The part that really gets me thinking is how this highlights a broader issue with private health insurance in this country. We’ve created this system where you practically need a PhD to navigate it effectively. There are excess levels, waiting periods, coverage tiers, lifetime health cover loading, the Medicare Levy Surcharge threshold… it’s exhausting. And the onus is entirely on us, the customers, to figure out the optimal configuration. The insurers aren’t going to proactively tell you you’re paying too much or that your coverage doesn’t match your needs.
That’s why this story struck a chord with me. Here was someone in the industry actually helping a customer save money or at least structure their policy more sensibly. Maybe she was just really good at her job. Maybe she was having a particularly generous day. Or maybe—and I’m trying to be optimistic here—there are more people working in these companies who genuinely want to help rather than just extract maximum premiums.
The discussion that followed was pretty enlightening too. Several people mentioned they’d been doing the separate policies thing for years, particularly to avoid one partner paying for coverage they’d never use—like obstetrics for blokes, which makes perfect sense when you think about it. Why should men subsidise pregnancy coverage in a couples policy? Others pointed out that separate policies could mean double the annual limits on extras like dental or optical, which is definitely worth considering if you both wear glasses or need regular dental work.
There were some smart questions raised too. What about ambulance cover? In Victoria, we’re spoiled compared to other states—ambulance cover is free for everyone. But if you’re in Queensland or NSW, you might have family ambulance cover through your health insurance, and splitting policies could complicate that. Someone also raised the valid concern about whether this was actually an upsell—swapping to policies with lower excess often means higher premiums, so you need to do the maths carefully.

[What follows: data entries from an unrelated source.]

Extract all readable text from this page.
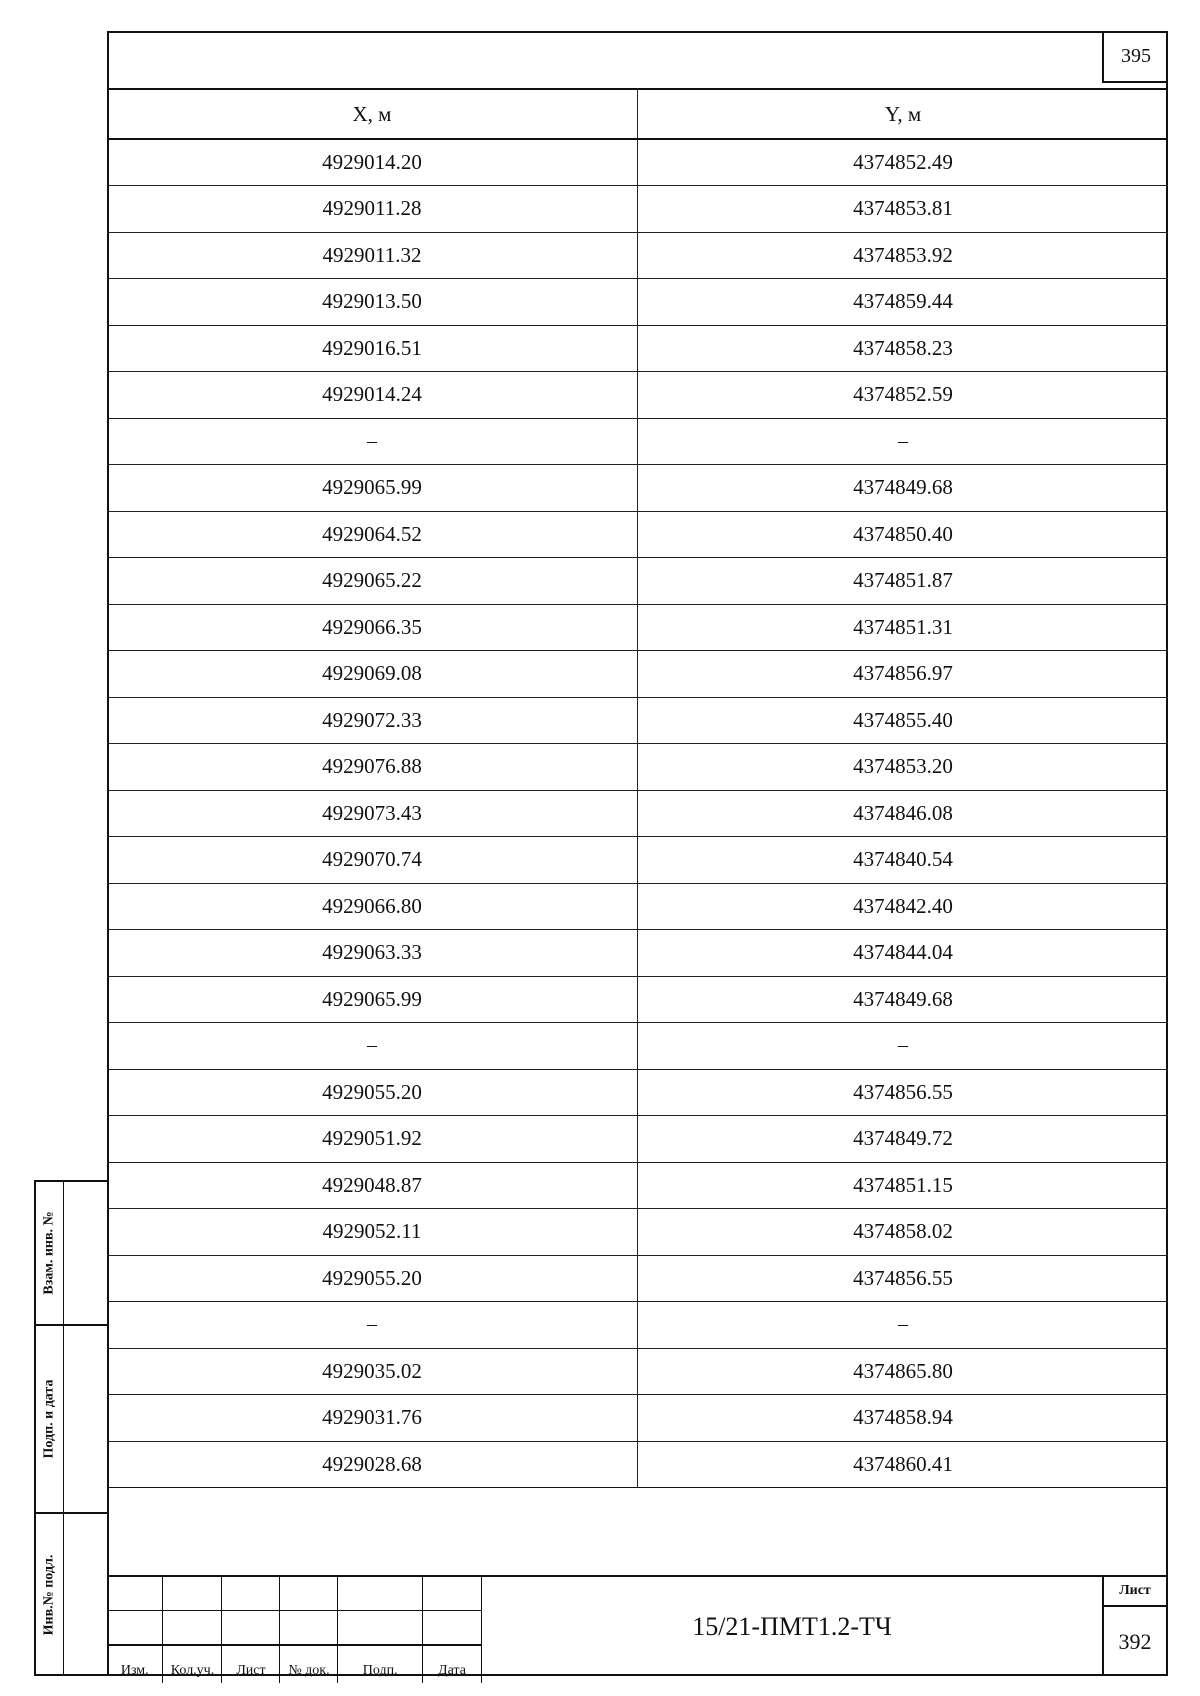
395
X, м	Y, м
4929014.20	4374852.49
4929011.28	4374853.81
4929011.32	4374853.92
4929013.50	4374859.44
4929016.51	4374858.23
4929014.24	4374852.59
–	–
4929065.99	4374849.68
4929064.52	4374850.40
4929065.22	4374851.87
4929066.35	4374851.31
4929069.08	4374856.97
4929072.33	4374855.40
4929076.88	4374853.20
4929073.43	4374846.08
4929070.74	4374840.54
4929066.80	4374842.40
4929063.33	4374844.04
4929065.99	4374849.68
–	–
4929055.20	4374856.55
4929051.92	4374849.72
4929048.87	4374851.15
4929052.11	4374858.02
4929055.20	4374856.55
–	–
4929035.02	4374865.80
4929031.76	4374858.94
4929028.68	4374860.41
Взам. инв. №
Подп. и дата
Инв.№ подл.

Изм.	Кол.уч.	Лист	№ док.	Подп.	Дата
15/21-ПМТ1.2-ТЧ
Лист
392
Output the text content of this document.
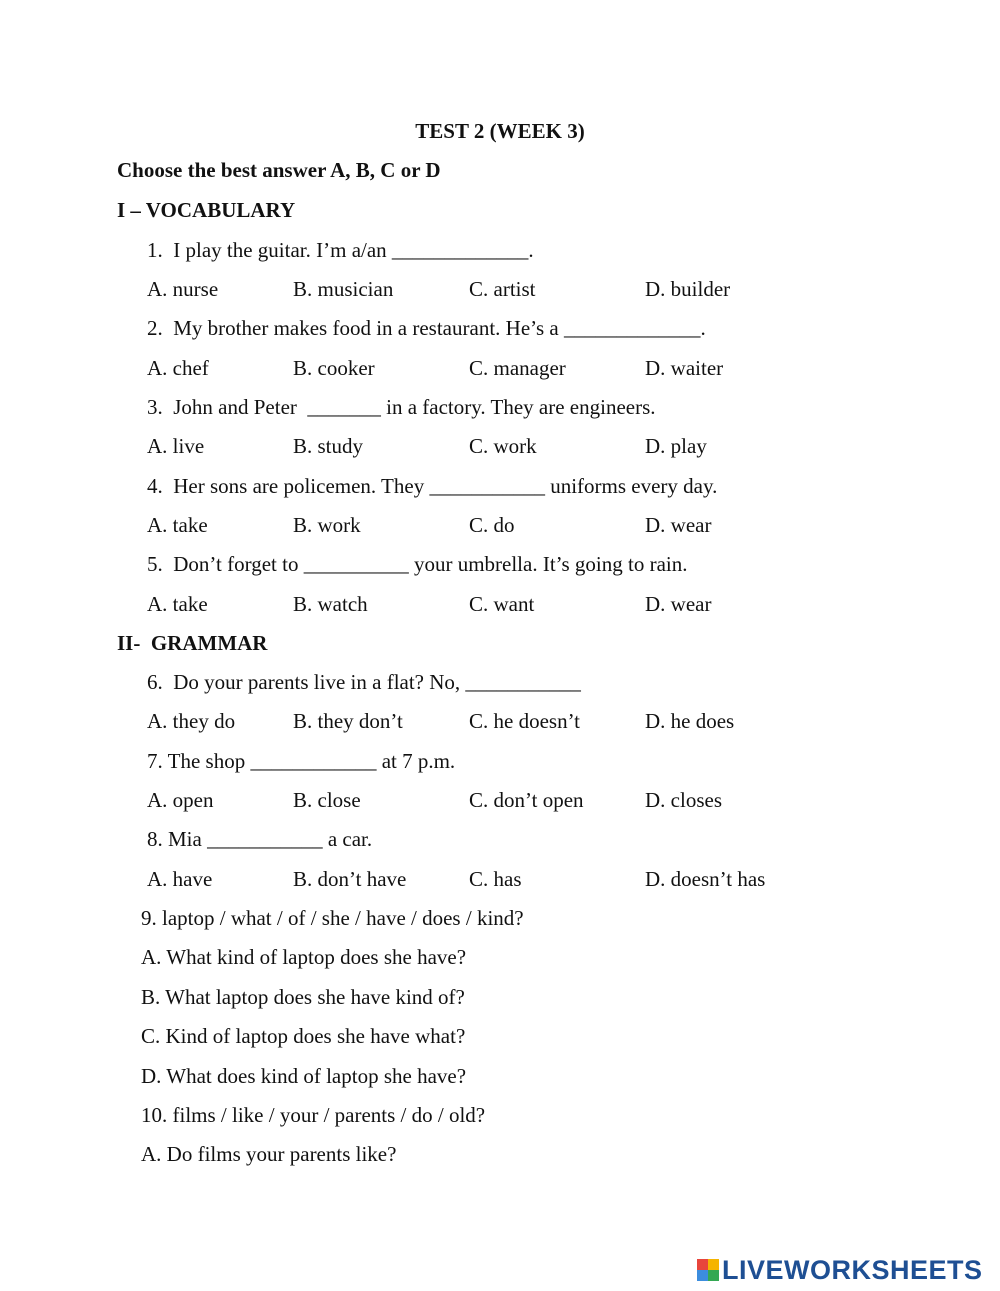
TEST 2 (WEEK 3)
Choose the best answer A, B, C or D
I – VOCABULARY
1.  I play the guitar. I’m a/an _____________.
A. nurse	B. musician	C. artist	D. builder
2.  My brother makes food in a restaurant. He’s a _____________.
A. chef	B. cooker	C. manager	D. waiter
3.  John and Peter  _______ in a factory. They are engineers.
A. live	B. study	C. work	D. play
4.  Her sons are policemen. They ___________ uniforms every day.
A. take	B. work	C. do	D. wear
5.  Don’t forget to __________ your umbrella. It’s going to rain.
A. take	B. watch	C. want	D. wear
II-  GRAMMAR
6.  Do your parents live in a flat? No, ___________
A. they do	B. they don’t	C. he doesn’t	D. he does
7. The shop ____________ at 7 p.m.
A. open	B. close	C. don’t open	D. closes
8. Mia ___________ a car.
A. have	B. don’t have	C. has	D. doesn’t has
9. laptop / what / of / she / have / does / kind?
A. What kind of laptop does she have?
B. What laptop does she have kind of?
C. Kind of laptop does she have what?
D. What does kind of laptop she have?
10. films / like / your / parents / do / old?
A. Do films your parents like?
LIVEWORKSHEETS
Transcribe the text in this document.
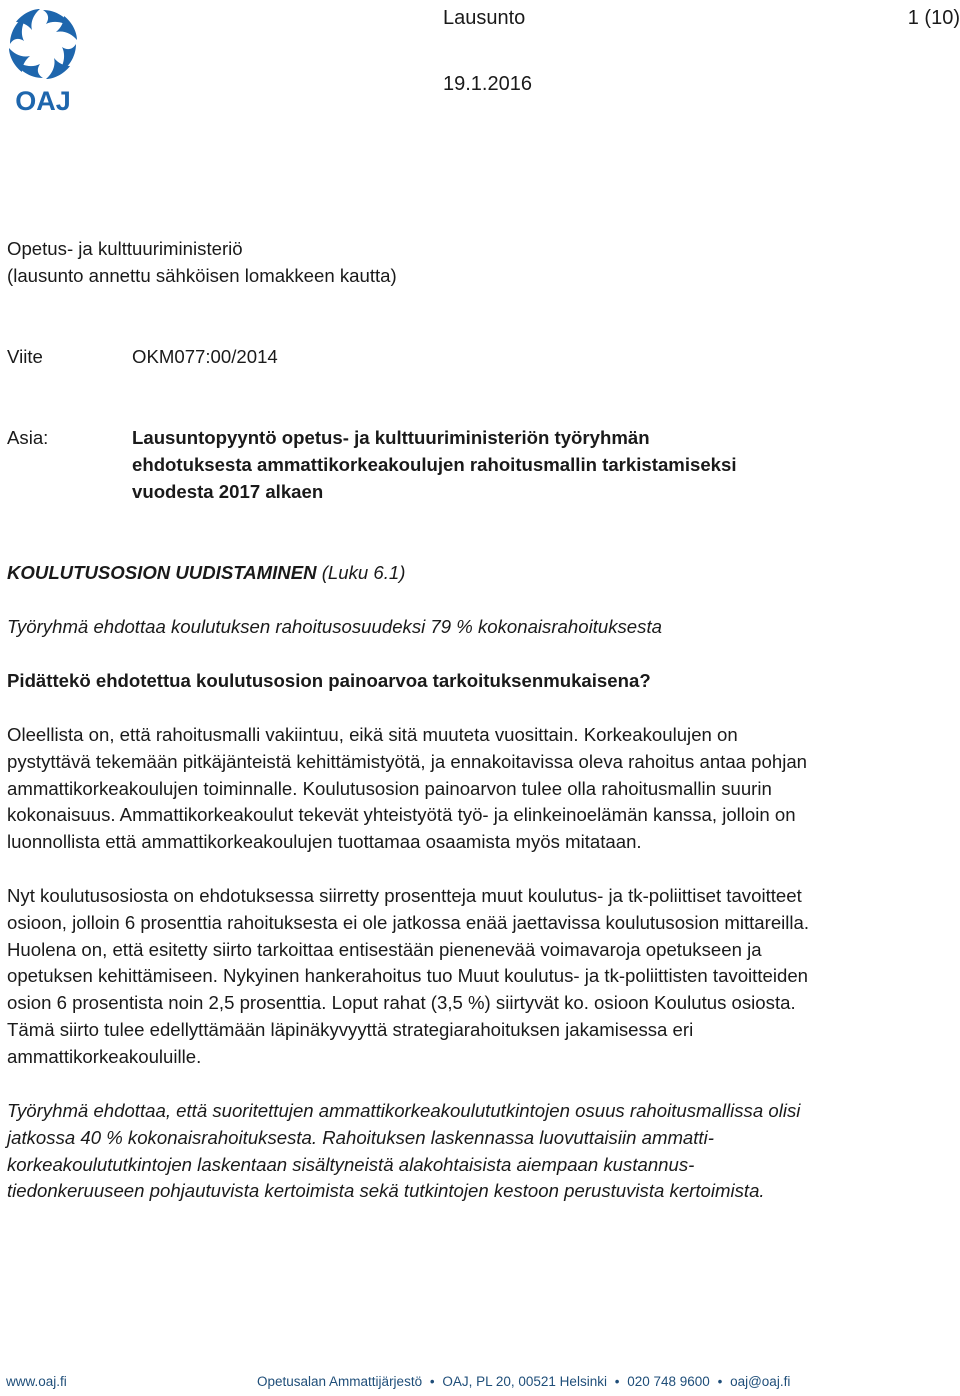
OAJ
Lausunto	1 (10)
19.1.2016
Opetus- ja kulttuuriministeriö
(lausunto annettu sähköisen lomakkeen kautta)
Viite	OKM077:00/2014
Asia:	Lausuntopyyntö opetus- ja kulttuuriministeriön työryhmän
ehdotuksesta ammattikorkeakoulujen rahoitusmallin tarkistamiseksi
vuodesta 2017 alkaen
KOULUTUSOSION UUDISTAMINEN (Luku 6.1)
Työryhmä ehdottaa koulutuksen rahoitusosuudeksi 79 % kokonaisrahoituksesta
Pidättekö ehdotettua koulutusosion painoarvoa tarkoituksenmukaisena?
Oleellista on, että rahoitusmalli vakiintuu, eikä sitä muuteta vuosittain. Korkeakoulujen on
pystyttävä tekemään pitkäjänteistä kehittämistyötä, ja ennakoitavissa oleva rahoitus antaa pohjan
ammattikorkeakoulujen toiminnalle. Koulutusosion painoarvon tulee olla rahoitusmallin suurin
kokonaisuus. Ammattikorkeakoulut tekevät yhteistyötä työ- ja elinkeinoelämän kanssa, jolloin on
luonnollista että ammattikorkeakoulujen tuottamaa osaamista myös mitataan.
Nyt koulutusosiosta on ehdotuksessa siirretty prosentteja muut koulutus- ja tk-poliittiset tavoitteet
osioon, jolloin 6 prosenttia rahoituksesta ei ole jatkossa enää jaettavissa koulutusosion mittareilla.
Huolena on, että esitetty siirto tarkoittaa entisestään pienenevää voimavaroja opetukseen ja
opetuksen kehittämiseen. Nykyinen hankerahoitus tuo Muut koulutus- ja tk-poliittisten tavoitteiden
osion 6 prosentista noin 2,5 prosenttia. Loput rahat (3,5 %) siirtyvät ko. osioon Koulutus osiosta.
Tämä siirto tulee edellyttämään läpinäkyvyyttä strategiarahoituksen jakamisessa eri
ammattikorkeakouluille.
Työryhmä ehdottaa, että suoritettujen ammattikorkeakoulututkintojen osuus rahoitusmallissa olisi
jatkossa 40 % kokonaisrahoituksesta. Rahoituksen laskennassa luovuttaisiin ammatti-
korkeakoulututkintojen laskentaan sisältyneistä alakohtaisista aiempaan kustannus-
tiedonkeruuseen pohjautuvista kertoimista sekä tutkintojen kestoon perustuvista kertoimista.
www.oaj.fi	Opetusalan Ammattijärjestö • OAJ, PL 20, 00521 Helsinki • 020 748 9600 • oaj@oaj.fi
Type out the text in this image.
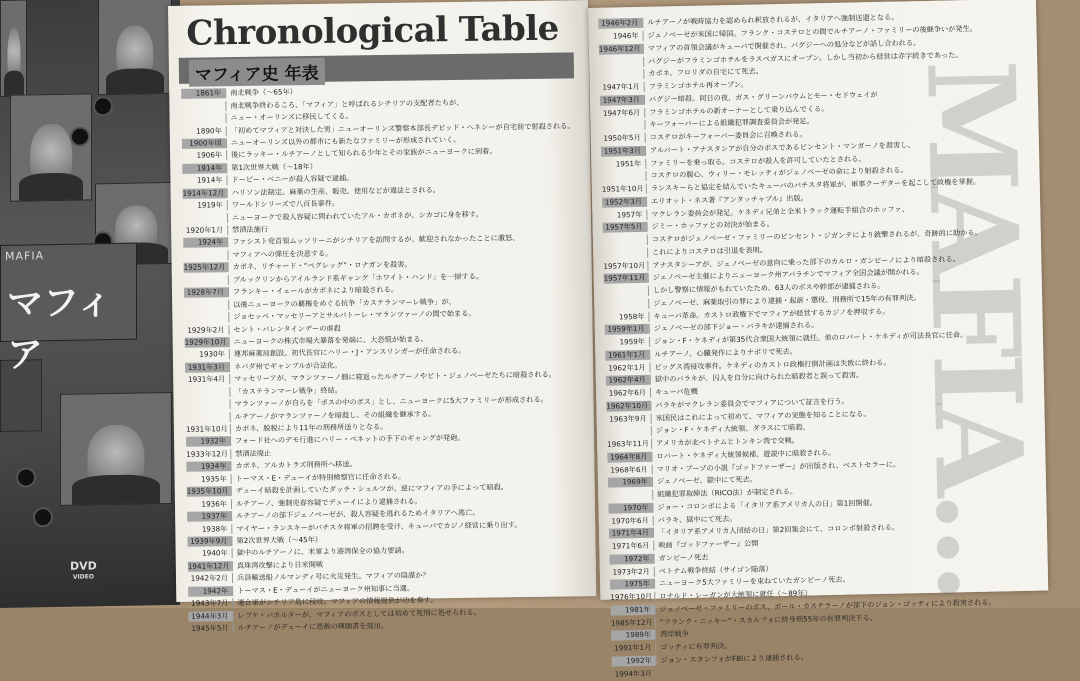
MAFIA
マフィア
DVD
VIDEO
Chronological Table
マフィア史 年表
1861年	南北戦争（～65年）
南北戦争終わるころ、「マフィア」と呼ばれるシチリアの支配者たちが、
ニュー・オーリンズに移民してくる。
1890年	「初めてマフィアと対決した男」ニューオーリンズ警察本部長デビッド・ヘネシーが自宅前で射殺される。
1900年頃	ニューオーリンズ以外の都市にも新たなファミリーが形成されていく。
1906年	後にラッキー・ルチアーノとして知られる少年とその家族がニューヨークに到着。
1914年	第1次世界大戦（～18年）
1914年	ドーピー・ベニーが殺人容疑で逮捕。
1914年12月 ハリソン法制定。麻薬の生産、販売、使用などが違法とされる。
1919年	ワールドシリーズで八百長事件。
ニューヨークで殺人容疑に問われていたアル・カポネが、シカゴに身を移す。
1920年1月	禁酒法施行
1924年	ファシスト党首領ムッソリーニがシチリアを訪問するが、歓迎されなかったことに激怒、
マフィアへの弾圧を決意する。
1925年12月 カポネ、リチャード・“ペグレッグ”・ロナガンを殺害。
ブルックリンからアイルランド系ギャング「ホワイト・ハンド」を一掃する。
1928年7月	フランキー・イェールがカポネにより暗殺される。
以後ニューヨークの覇権をめぐる抗争「カステランマーレ戦争」が、
ジョセッペ・マッセリーアとサルバトーレ・マランツァーノの間で始まる。
1929年2月	セント・バレンタインデーの虐殺
1929年10月 ニューヨークの株式市場大暴落を発端に、大恐慌が始まる。
1930年	連邦麻薬局創設。初代長官にハリー・J・アンスリンガーが任命される。
1931年3月	ネバダ州でギャンブルが合法化。
1931年4月	マッセリーアが、マランツァーノ側に寝返ったルチアーノやビト・ジェノベーゼたちに暗殺される。
「カステランマーレ戦争」終結。
マランツァーノが自らを「ボスの中のボス」とし、ニューヨークに5大ファミリーが形成される。
ルチアーノがマランツァーノを暗殺し、その組織を継承する。
1931年10月 カポネ、脱税により11年の刑務所送りとなる。
1932年	フォード社へのデモ行進にハリー・ベネットの手下のギャングが発砲。
1933年12月 禁酒法廃止
1934年	カポネ、アルカトラズ刑務所へ移送。
1935年	トーマス・E・デューイが特別検察官に任命される。
1935年10月 デューイ暗殺を計画していたダッチ・シュルツが、逆にマフィアの手によって暗殺。
1936年	ルチアーノ、強制売春容疑でデューイにより逮捕される。
1937年	ルチアーノの部下ジェノベーゼが、殺人容疑を逃れるためイタリアへ逃亡。
1938年	マイヤー・ランスキーがバチスタ将軍の招聘を受け、キューバでカジノ経営に乗り出す。
1939年9月	第2次世界大戦（～45年）
1940年	獄中のルチアーノに、米軍より港湾保全の協力要請。
1941年12月 真珠湾攻撃により日米開戦
1942年2月	兵員輸送船ノルマンディ号に火災発生。マフィアの陰謀か？
1942年	トーマス・E・デューイがニューヨーク州知事に当選。
1943年7月	連合軍がシチリア島に侵攻。マフィアの情報提供が功を奏す。
1944年3月	レプケ・バカルターが、マフィアのボスとしては初めて死刑に処せられる。
1945年5月	ルチアーノがデューイに恩赦の嘆願書を提出。
MAFIA...
1946年2月	ルチアーノが戦時協力を認められ釈放されるが、イタリアへ強制送還となる。
1946年	ジェノベーゼが米国に帰国。フランク・コステロとの間でルチアーノ・ファミリーの後継争いが発生。
1946年12月 マフィアの首領会議がキューバで開催され、バグジーへの処分などが話し合われる。
バグジーがフラミンゴホテルをラスベガスにオープン。しかし当初から経営は赤字続きであった。
カポネ、フロリダの自宅にて死去。
1947年1月	フラミンゴホテル再オープン。
1947年3月	バグジー暗殺。同日の夜、ガス・グリーンバウムとモー・セドウェイが
1947年6月	フラミンゴホテルの新オーナーとして乗り込んでくる。
キーフォーバーによる組織犯罪調査委員会が発足。
1950年5月	コステロがキーフォーバー委員会に召喚される。
1951年3月	アルバート・アナスタシアが自分のボスであるビンセント・マンガーノを殺害し、
1951年	ファミリーを乗っ取る。コステロが殺人を許可していたとされる。
コステロの腹心、ウィリー・モレッティがジェノベーゼの命により射殺される。
1951年10月 ランスキーらと協定を結んでいたキューバのバチスタ将軍が、軍事クーデターを起こして政権を掌握。
1952年3月	エリオット・ネス著『アンタッチャブル』出版。
1957年	マクレラン委員会が発足。ケネディ兄弟と全米トラック運転手組合のホッファ、
1957年5月	ジミー・ホッファとの対決が始まる。
コステロがジェノベーゼ・ファミリーのビンセント・ジガンテにより銃撃されるが、奇跡的に助かる。
これによりコステロは引退を表明。
1957年10月 アナスタシーアが、ジェノベーゼの意向に乗った部下のカルロ・ガンビーノにより暗殺される。
1957年11月 ジェノベーゼ主催によりニューヨーク州アパラチンでマフィア全国会議が開かれる。
しかし警察に情報がもれていたため、63人のボスや幹部が逮捕される。
ジェノベーゼ、麻薬取引の罪により逮捕・起訴・懲役、刑務所で15年の有罪判決。
1958年	キューバ革命。カストロ政権下でマフィアが経営するカジノを押収する。
1959年1月	ジェノベーゼの部下ジョー・バラキが逮捕される。
1959年	ジョン・F・ケネディが第35代合衆国大統領に就任。弟のロバート・ケネディが司法長官に任命。
1961年1月	ルチアーノ、心臓発作によりナポリで死去。
1962年1月	ピッグス湾侵攻事件。ケネディのカストロ政権打倒計画は失敗に終わる。
1962年4月	獄中のバラキが、囚人を自分に向けられた暗殺者と誤って殺害。
1962年6月	キューバ危機
1962年10月 バラキがマクレラン委員会でマフィアについて証言を行う。
1963年9月	米国民はこれによって初めて、マフィアの実態を知ることになる。
ジョン・F・ケネディ大統領、ダラスにて暗殺。
1963年11月 アメリカが北ベトナムとトンキン湾で交戦。
1964年8月	ロバート・ケネディ大統領候補、遊説中に暗殺される。
1968年6月	マリオ・プーゾの小説『ゴッドファーザー』が出版され、ベストセラーに。
1969年	ジェノベーゼ、獄中にて死去。
組織犯罪取締法（RICO法）が制定される。
1970年	ジョー・コロンボによる「イタリア系アメリカ人の日」第1回開催。
1970年6月	バラキ、獄中にて死去。
1971年4月	「イタリア系アメリカ人団結の日」第2回集会にて、コロンボ射殺される。
1971年6月	映画『ゴッドファーザー』公開
1972年	ガンビーノ死去
1973年2月	ベトナム戦争終結（サイゴン陥落）
1975年	ニューヨーク5大ファミリーを束ねていたガンビーノ死去。
1976年10月 ロナルド・レーガンが大統領に就任（～89年）
1981年	ジェノベーゼ・ファミリーのボス、ポール・カステラーノが部下のジョン・ゴッティにより殺害される。
1985年12月 “フランク・ニッキー”・スカルフォに終身刑55年の有罪判決下る。
1989年	湾岸戦争
1991年1月	ゴッティに有罪判決。
1992年	ジョン・スタンフォがFBIにより逮捕される。
1994年3月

The whole thing reminds me of when I finally sat down and properly audited our DevOps infrastructure costs at work. We’d been running services on autopilot for years, and when I actually looked at what we were paying versus what we were using, I found thousands of dollars in waste. Health insurance feels the same—most of us set it up once, maybe review it every few years when the premium increase letter arrives, and otherwise just let it roll on.
Look, I’m not going to pretend I have all the answers here. Private health insurance in Australia is a complex beast, and there’s a whole political dimension to it that I’m deliberately sidestepping for now. But I do think this is a useful reminder that sometimes it pays to question the default option, to actually engage with these systems rather than just accepting them as they are.
If you’ve got private health insurance and you’re in a couple, it might be worth running the numbers. Check your claims history if you can, look at what each of you actually uses, and see if separate policies might work better. Maybe call your insurer—though I’d lower your expectations about getting someone as helpful as the person in this story. And if you discover you’ve been overpaying or poorly configured for years, try not to get too frustrated. We’re all just trying to navigate these byzantine systems as best we can.
The silver lining? Stories like this get shared, people learn, and maybe we all get a bit savvier about this stuff. That’s worth something, even if the system itself remains as clear as mud.